Depois, seguindo o caminho do
Rei, antigos libertários, como Chico Buarque e Caetano Veloso, lideraram um
movimento a favor da censura chamada “Procure saber”. Foi chocante vê-los
decair a tal ponto. Logo eles, que tinham sido presos e exilados no tempo da
ditadura militar; logo Caetano, que cantava que era proibido proibir; logo
Chico, que cantava que amanhã seria outro dia.
Os artistas alegavam que queriam
se proteger dos “aproveitadores”, sobretudo os que atuam na internet. Não muito
diferente dos argumentos dos militares, que também usavam a proteção contra
aproveitadores como justificativa para a censura nos anos 1970.
A pergunta que resta é: que
aproveitadores devem ser censurados? E a resposta é: os aproveitadores que nos
incomodam. Nós, se formos classificados de aproveitadores, poderemos clamar:
liberdade, liberdade, abre as asas sobre nós.
(...)
Mas, voltando à biografia do Rei,
tenho-a há 14 anos e ainda não a havia lido. Decidi fazê-lo agora, em meio às
introspecções do confinamento. E deparei com algo admirável sobre Roberto
Carlos, além da afinação da sua voz: sua poderosa obstinação.
Paulo César de Araújo, o autor do
livro, descreve por dezenas de páginas a espantosa capacidade de absorção de
reveses de Roberto Carlos. Ele avançou de fracasso em fracasso, caindo uma vez
e outra e mais outra, levantando-se só para cair de novo.
Roberto Carlos foi rejeitado por
praticamente todas as rádios e gravadoras do Rio de Janeiro. Integrantes do
grupo da Bossa Nova, como Roberto Menescal e Ronaldo Bôscoli, o rechaçaram sem
piedade, mandando que ele, literalmente, procurasse outra turma. Sem dinheiro,
o futuro Rei foi trabalhar como datilógrafo numa repartição pública e, nos
finais de semana, cantava em circos, alguns com a lona furada. Em várias dessas
apresentações circenses, Roberto cantava para menos de 10 pessoas. Numa dessas,
como não havia amplificador, ele se valeu de um megafone para ser ouvido. Um
dos homens da plateia, irritado com a falta de qualidade do show, atirou um
mamão no cantor, atingindo-o em cheio no rosto.
O sucesso que Roberto tanto
procurava só foi chegar com o lançamento do programa da Jovem Guarda na TV.
Ainda assim, ele foi a quarta opção dos diretores da emissora!

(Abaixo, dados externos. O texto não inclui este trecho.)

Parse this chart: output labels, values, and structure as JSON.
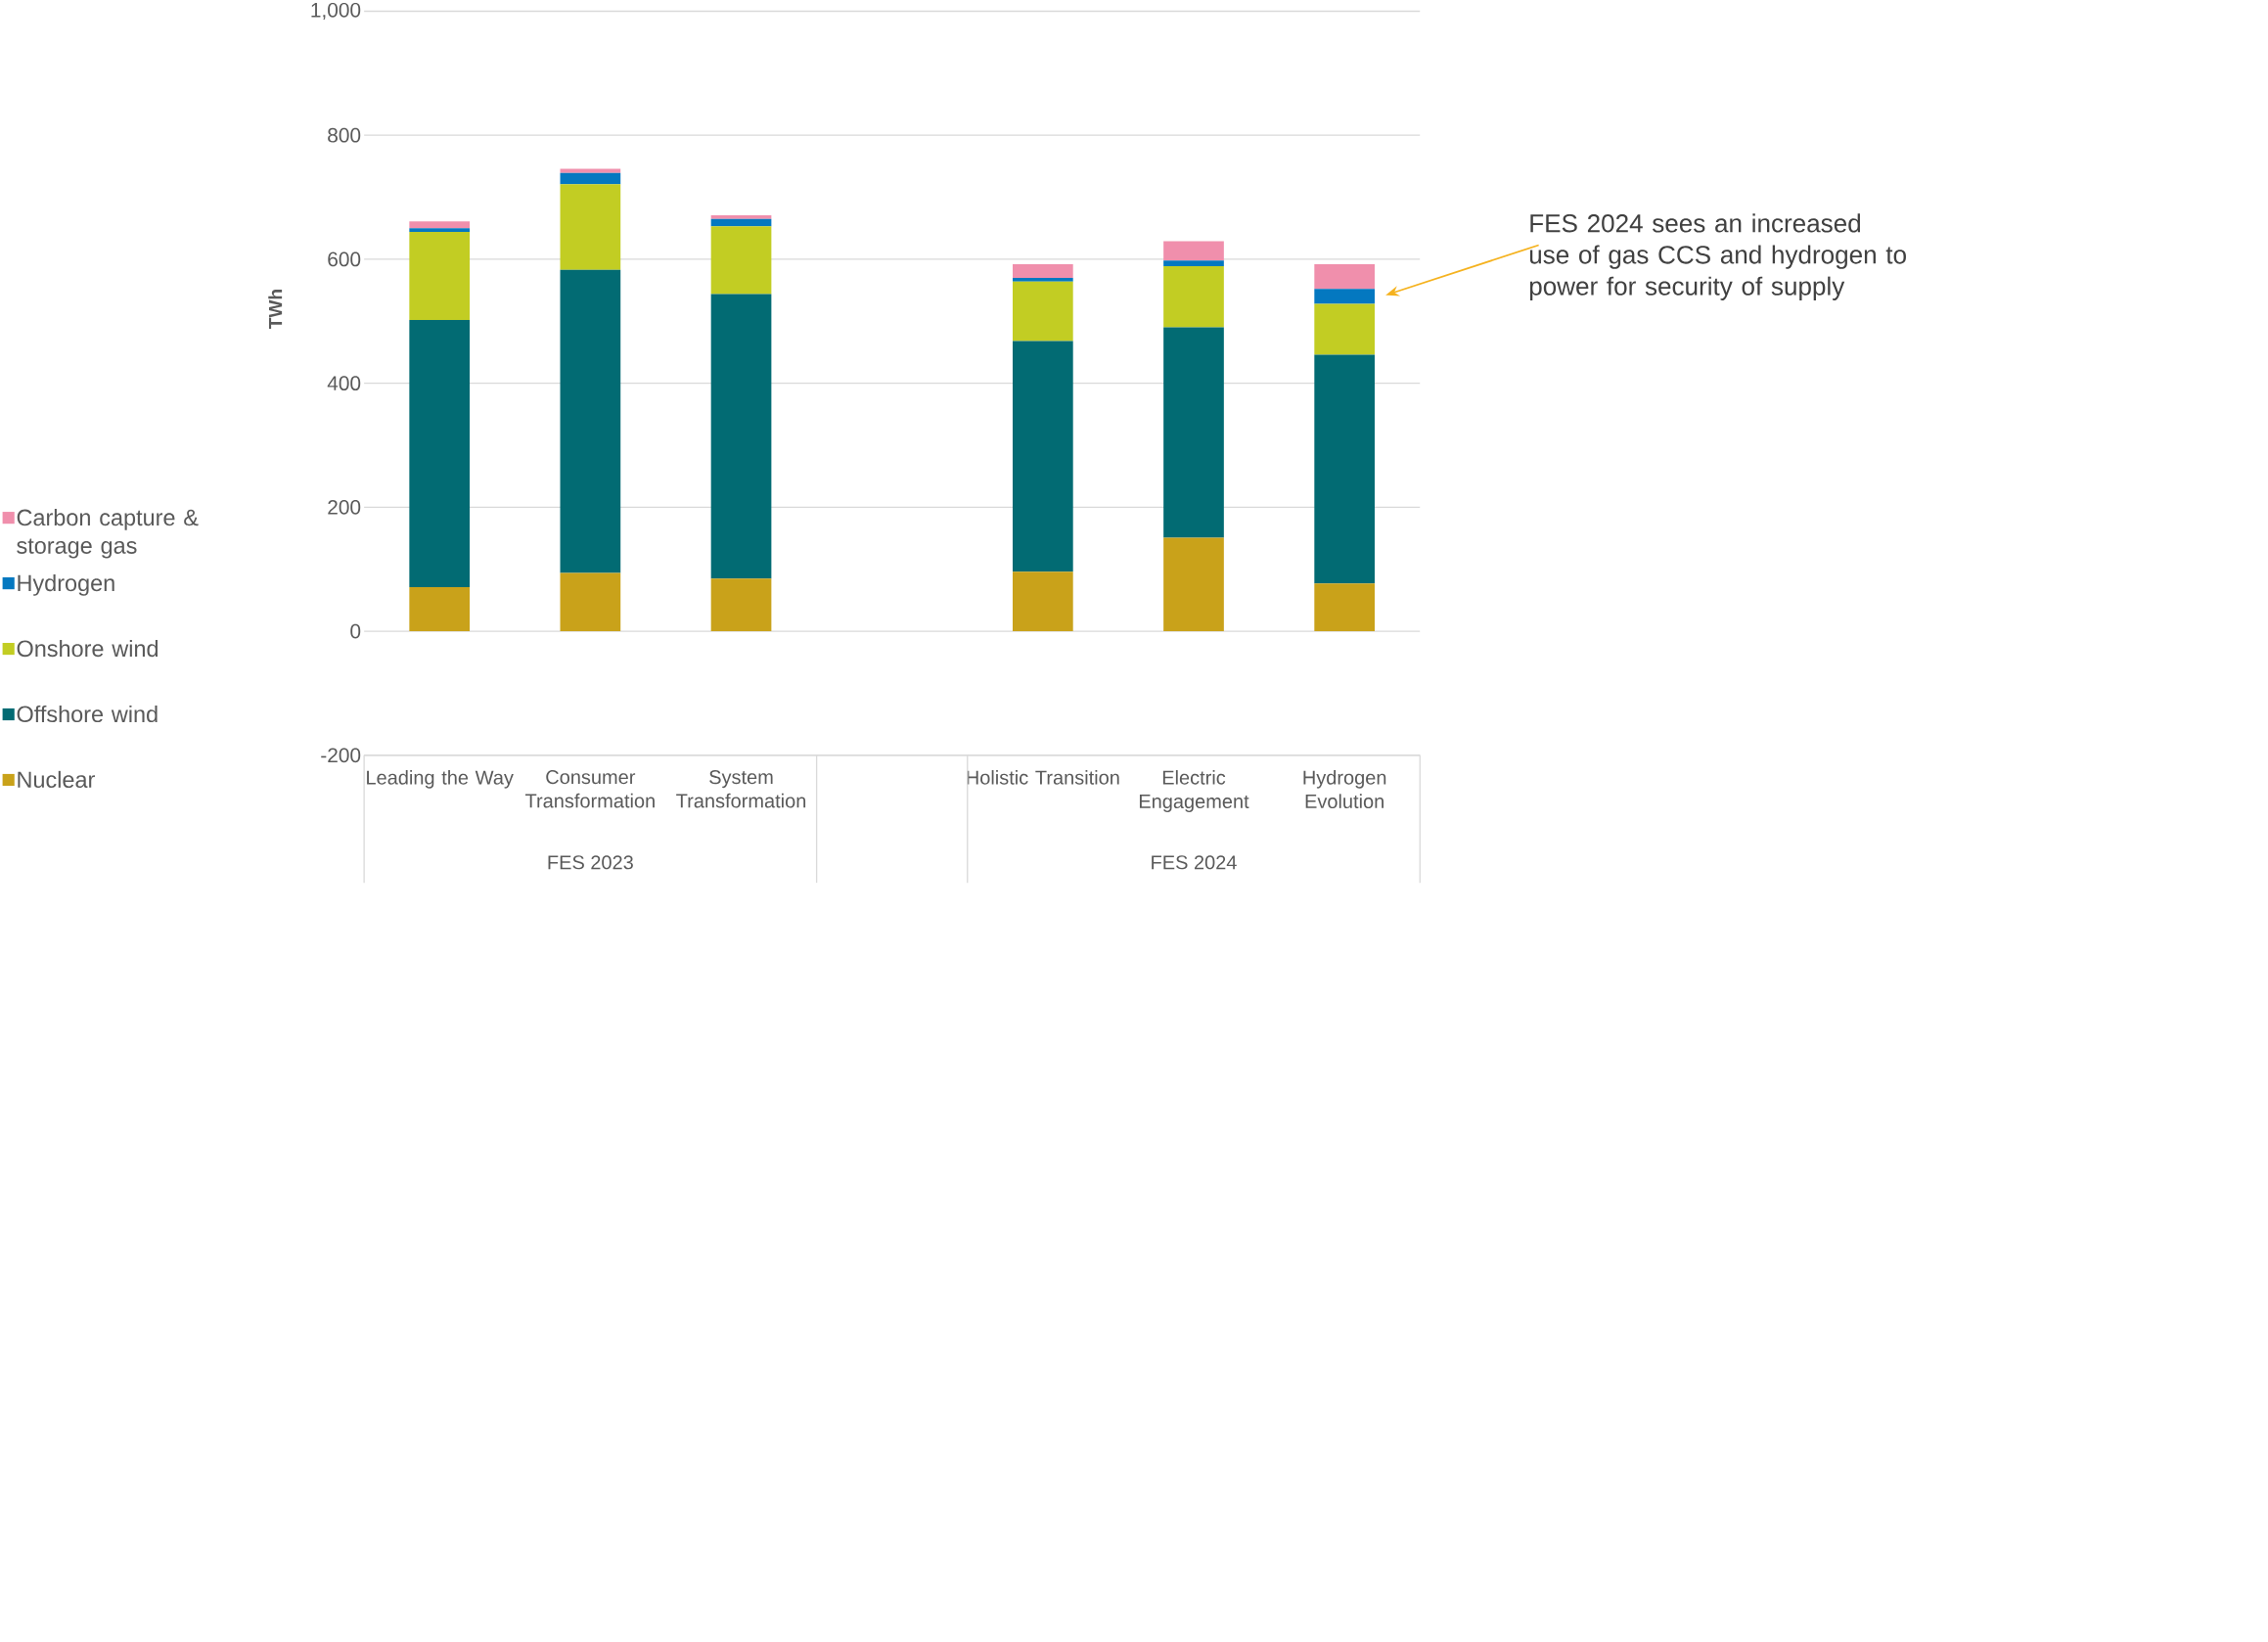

Roberto Carlos passou por tudo
isso praticamente sem reclamar e sem se deixar seduzir pela amargura, com um
bom humor e um otimismo quase que inexplicável. A vitória de Roberto Carlos foi
improvável e só aconteceu por insistência, só aconteceu porque ele queria
muito.
É uma lição de resiliência. E é
assim que tem de ser. Confinamento? Medo do vírus? Da falência da economia? Não
se abale. Siga em frente e siga sorrindo. Talvez, um dia, você se transforme em
rei.
(Do jornal Zero Hora,
abril de 2020)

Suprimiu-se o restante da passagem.